Toplumsal muhalefet değil, sınıf mücadelesi
“KESK ve iş kolu kongreleri, uzun zamandır kamu emekçilerinin ortak talepleri ve mücadele deneyimleri üzerine kurulmadığından, yenilenme olanağından da yoksun kalınmaktadır.”
Fotoğraf: Evrensel
Satı BURUNUCU
Tüm Bel-Sen MYK Üyesi
Kamu emekçilerinin uzun zamandır giderek ağırlaşan çalışma ve yaşam koşullarına, salgın sürecinde alınmayan tedbirler, bu süreci fırsata çeviren işverenlerin ve hükümetin yeni hak gaspları, ücret kayıpları, ek ödeme adaletsizliği, esnek çalışma ve online denetim uygulamaları eklendi. Son 8 yılda yüzde 42 oranında yoksullaşan kamu emekçileri, işyerlerinde artan baskılar ve keyfi uygulamalarla boğuşuyor.
Tüketen koşullar özellikle sağlık iş kolunda emeklilik ve istifalara yol açıyor. Büro Emekçileri Sendikasının İŞKUR emekçileri arasında düzenlediği ankete verilen cevaplar pandemi koşullarında yoğunlaşan esnek çalışmanın ne anlama geldiğinin özeti gibi: “Bu süreçte yaptığımız çalışma saatlerini toplasak emekli olacak kadar yoğun, yaşlanacak kadar stresliydi”, “Günde 1 saat bile uyku uyumadan, telefonda hazır ol vaziyetinde çalışmak... Normal hayat yok, üç kat fazla gelen elektrik faturası, yöneticilerin sürekli seni araması”...
Pandeminin ilk zamanlarında alınan kimi kısmi ve göstermelik tedbirler, zaman içinde işçi ve emekçiler için rafa kaldırılırken, bütün ekonomik önlem ve paketler bir avuç sermaye sınıfının kârdan zarar etmemesi için kullanıldı, kullanılıyor. Milyonlar ise hastalığa, açlığa, işsizliğe, eğitim ve sağlık hizmetinden tamamen yoksunluğa, temel hak ve özgürlükler açısından ise yoksunluğa itildi. İşçi sınıfı ve emekçiler, çalışıp üretmediklerinde bütün bir hayatın duracağını ama aynı zamanda bu sistemde hayatlarının bir değerinin olmadığını, kitlesel, yaygın ve eş zamanlı olarak tecrübe ettiler, ediyorlar.
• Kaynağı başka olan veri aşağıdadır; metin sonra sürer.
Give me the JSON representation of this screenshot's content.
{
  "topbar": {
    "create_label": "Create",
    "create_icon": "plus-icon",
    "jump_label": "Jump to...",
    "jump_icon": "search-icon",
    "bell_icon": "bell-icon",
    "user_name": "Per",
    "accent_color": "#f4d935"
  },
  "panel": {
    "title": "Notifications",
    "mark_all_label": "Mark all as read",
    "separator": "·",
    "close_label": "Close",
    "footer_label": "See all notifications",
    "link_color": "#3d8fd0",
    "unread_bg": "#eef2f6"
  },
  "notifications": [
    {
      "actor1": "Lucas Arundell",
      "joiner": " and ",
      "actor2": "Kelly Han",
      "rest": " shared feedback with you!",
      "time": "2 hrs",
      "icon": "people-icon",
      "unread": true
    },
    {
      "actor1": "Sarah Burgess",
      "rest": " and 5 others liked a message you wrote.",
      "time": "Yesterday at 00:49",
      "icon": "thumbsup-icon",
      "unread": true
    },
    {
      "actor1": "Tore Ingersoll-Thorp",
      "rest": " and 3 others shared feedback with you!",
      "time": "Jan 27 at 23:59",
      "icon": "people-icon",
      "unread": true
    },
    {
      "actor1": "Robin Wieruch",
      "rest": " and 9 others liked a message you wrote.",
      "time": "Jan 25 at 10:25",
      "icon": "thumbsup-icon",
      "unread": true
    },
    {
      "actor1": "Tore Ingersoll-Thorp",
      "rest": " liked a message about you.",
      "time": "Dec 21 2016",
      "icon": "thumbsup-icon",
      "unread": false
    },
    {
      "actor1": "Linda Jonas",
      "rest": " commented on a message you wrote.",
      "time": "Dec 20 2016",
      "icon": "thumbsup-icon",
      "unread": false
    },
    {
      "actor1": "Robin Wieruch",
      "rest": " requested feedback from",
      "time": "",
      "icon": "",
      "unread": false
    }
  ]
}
Burjuvazi aşırı kâr hırsı için önümüzdeki yıllara yaydığı planlarını, pandemiyi fırsat bilerek öne çekerken, yoksulluk ve sömürüye karşı en küçük bir hak arama çabası ise şiddetle bastırılıyor. ‘Tek adam tek parti’ yönetimi, milliyetçiliği, militarizmi, bölge halkları arasında düşmanlığı kışkırtan söylemleri ve savaş politikaları eşliğinde tüm emekçi kesimlere yönelik saldırılarını artırıyor. Basın, meslek örgütleri, odalar hatta siyasi partiler zapturapt altına alınmaya çalışılıyor. İşçi ve emekçilerin grev, sendikalaşma, toplu sözleşme hakları kullanılamaz halde…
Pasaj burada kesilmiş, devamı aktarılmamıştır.